Wednesday, November 5, 2014
During the past few months, I was increasingly upset by the way Democratic candidates were running away from the President and his record. President Obama has a record to be proud of—-principally passage of the Affordable Car Act. See Paul Krugman’s assessment of the Obama presidency here
I was stunned that Alison Lundergran Grimes(Democratic candidate for the senate in Kentucky) refused to say whether or not she had voted for Obama. When talking to my husband about this, I said,”What kind of Democrat is she?” His response:'What kind of person is she?”

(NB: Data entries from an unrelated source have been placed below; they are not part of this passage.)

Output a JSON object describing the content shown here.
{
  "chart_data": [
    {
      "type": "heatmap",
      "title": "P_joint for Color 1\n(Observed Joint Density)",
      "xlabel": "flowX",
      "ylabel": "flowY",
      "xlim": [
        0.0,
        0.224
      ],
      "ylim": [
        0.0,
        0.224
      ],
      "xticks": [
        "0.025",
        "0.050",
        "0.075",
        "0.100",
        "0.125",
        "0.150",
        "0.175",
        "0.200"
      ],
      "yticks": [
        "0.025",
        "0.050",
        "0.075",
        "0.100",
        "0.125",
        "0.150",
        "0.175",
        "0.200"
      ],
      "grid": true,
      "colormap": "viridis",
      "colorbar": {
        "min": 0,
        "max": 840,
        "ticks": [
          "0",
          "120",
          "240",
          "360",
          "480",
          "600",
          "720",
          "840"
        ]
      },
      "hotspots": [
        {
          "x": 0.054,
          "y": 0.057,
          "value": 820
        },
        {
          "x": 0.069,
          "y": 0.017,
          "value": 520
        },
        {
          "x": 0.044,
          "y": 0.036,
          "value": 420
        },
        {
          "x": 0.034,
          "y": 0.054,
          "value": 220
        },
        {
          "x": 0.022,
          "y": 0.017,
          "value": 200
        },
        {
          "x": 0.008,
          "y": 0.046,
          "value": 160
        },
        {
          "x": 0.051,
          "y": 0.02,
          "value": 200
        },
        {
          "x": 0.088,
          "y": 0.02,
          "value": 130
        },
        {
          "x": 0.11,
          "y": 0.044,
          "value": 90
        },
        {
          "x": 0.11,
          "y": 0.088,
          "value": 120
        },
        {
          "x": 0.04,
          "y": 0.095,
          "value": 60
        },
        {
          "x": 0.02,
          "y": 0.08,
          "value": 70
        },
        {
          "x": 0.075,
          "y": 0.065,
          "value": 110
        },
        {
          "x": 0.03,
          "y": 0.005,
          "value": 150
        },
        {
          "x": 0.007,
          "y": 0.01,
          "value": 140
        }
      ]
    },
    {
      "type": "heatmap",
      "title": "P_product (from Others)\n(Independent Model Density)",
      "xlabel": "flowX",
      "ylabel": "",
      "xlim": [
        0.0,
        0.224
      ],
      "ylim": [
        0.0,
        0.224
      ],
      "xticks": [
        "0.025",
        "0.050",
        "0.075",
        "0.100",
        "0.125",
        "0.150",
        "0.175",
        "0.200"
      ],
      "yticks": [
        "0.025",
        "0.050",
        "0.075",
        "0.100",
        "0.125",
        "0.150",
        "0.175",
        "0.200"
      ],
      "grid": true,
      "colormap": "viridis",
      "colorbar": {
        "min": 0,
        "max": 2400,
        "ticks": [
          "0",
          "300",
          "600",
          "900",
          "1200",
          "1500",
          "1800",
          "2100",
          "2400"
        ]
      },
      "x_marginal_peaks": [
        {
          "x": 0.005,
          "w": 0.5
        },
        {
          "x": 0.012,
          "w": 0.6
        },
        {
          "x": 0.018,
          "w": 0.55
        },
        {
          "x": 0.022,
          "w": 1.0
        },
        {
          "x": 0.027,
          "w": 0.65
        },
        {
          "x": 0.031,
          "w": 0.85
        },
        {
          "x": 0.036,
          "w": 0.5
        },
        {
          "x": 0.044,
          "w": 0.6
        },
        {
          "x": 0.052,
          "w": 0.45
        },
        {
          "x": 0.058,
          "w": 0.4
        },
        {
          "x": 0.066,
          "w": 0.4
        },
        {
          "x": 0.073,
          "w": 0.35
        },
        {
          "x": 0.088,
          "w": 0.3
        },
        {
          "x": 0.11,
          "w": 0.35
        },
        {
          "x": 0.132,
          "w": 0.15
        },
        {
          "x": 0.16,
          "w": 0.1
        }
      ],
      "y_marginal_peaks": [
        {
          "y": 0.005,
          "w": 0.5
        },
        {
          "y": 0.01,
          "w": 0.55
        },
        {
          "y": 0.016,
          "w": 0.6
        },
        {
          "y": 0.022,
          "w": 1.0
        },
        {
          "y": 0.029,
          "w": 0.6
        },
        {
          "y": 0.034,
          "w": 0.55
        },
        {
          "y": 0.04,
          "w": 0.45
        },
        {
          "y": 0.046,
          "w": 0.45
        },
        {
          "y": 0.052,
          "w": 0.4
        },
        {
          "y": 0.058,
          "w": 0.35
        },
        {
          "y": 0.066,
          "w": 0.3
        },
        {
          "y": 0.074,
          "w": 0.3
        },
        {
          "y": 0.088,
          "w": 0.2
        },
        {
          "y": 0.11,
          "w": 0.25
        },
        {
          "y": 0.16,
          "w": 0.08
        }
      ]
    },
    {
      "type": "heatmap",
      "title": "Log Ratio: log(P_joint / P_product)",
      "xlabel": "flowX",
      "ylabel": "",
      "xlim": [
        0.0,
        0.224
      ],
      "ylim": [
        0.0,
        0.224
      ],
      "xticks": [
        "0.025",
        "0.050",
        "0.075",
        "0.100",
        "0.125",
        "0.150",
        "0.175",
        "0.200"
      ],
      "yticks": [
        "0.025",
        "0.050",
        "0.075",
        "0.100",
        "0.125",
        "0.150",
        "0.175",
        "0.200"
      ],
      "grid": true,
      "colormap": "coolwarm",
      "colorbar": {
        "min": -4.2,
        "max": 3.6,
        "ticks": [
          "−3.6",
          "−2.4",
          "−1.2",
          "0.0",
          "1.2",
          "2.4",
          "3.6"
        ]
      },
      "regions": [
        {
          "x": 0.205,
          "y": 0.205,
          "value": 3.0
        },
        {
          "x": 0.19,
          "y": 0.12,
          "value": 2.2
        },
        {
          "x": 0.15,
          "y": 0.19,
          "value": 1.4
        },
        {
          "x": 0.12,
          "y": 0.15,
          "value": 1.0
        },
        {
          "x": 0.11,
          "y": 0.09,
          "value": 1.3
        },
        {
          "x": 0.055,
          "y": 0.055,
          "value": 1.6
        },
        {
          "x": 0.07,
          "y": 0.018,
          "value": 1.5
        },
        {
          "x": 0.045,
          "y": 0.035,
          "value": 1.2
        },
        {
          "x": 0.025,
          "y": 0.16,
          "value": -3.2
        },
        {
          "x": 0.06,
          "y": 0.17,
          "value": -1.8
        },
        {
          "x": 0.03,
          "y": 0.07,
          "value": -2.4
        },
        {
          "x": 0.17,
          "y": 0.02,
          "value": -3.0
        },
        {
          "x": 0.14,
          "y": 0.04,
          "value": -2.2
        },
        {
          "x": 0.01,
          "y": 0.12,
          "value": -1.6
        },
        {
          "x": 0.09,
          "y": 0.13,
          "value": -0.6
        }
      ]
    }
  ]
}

The political pundits are all giving their reasons for the Democratic defeat, but the cowardice of Democratic candidates, their refusal to stand by the President has got to be way up there among them.
For me, the big lesson of 2014 is that we’ve got to make voting easier if we are to get more people to participate. When I was teaching at the Community College of Philadelphia in 2008, a group of women in my Women’s Studies class who worked at the same hospital had an elaborate scheme to cover each other at work so they could vote for President Obama. They lived in one neighborhood, worked in another neighborhood and took CCP classes in a third neighborhood. So getting to work, school, picking up their children from school and finding time to vote was a real challenge. They were willing to do this to vote for President Obama, but I doubt if they would make these heroic efforts in the mid-terms.
We must make voting easier to enable working people to participate and to elect officials committed to addressing widening income inequality, the major issue affecting working families.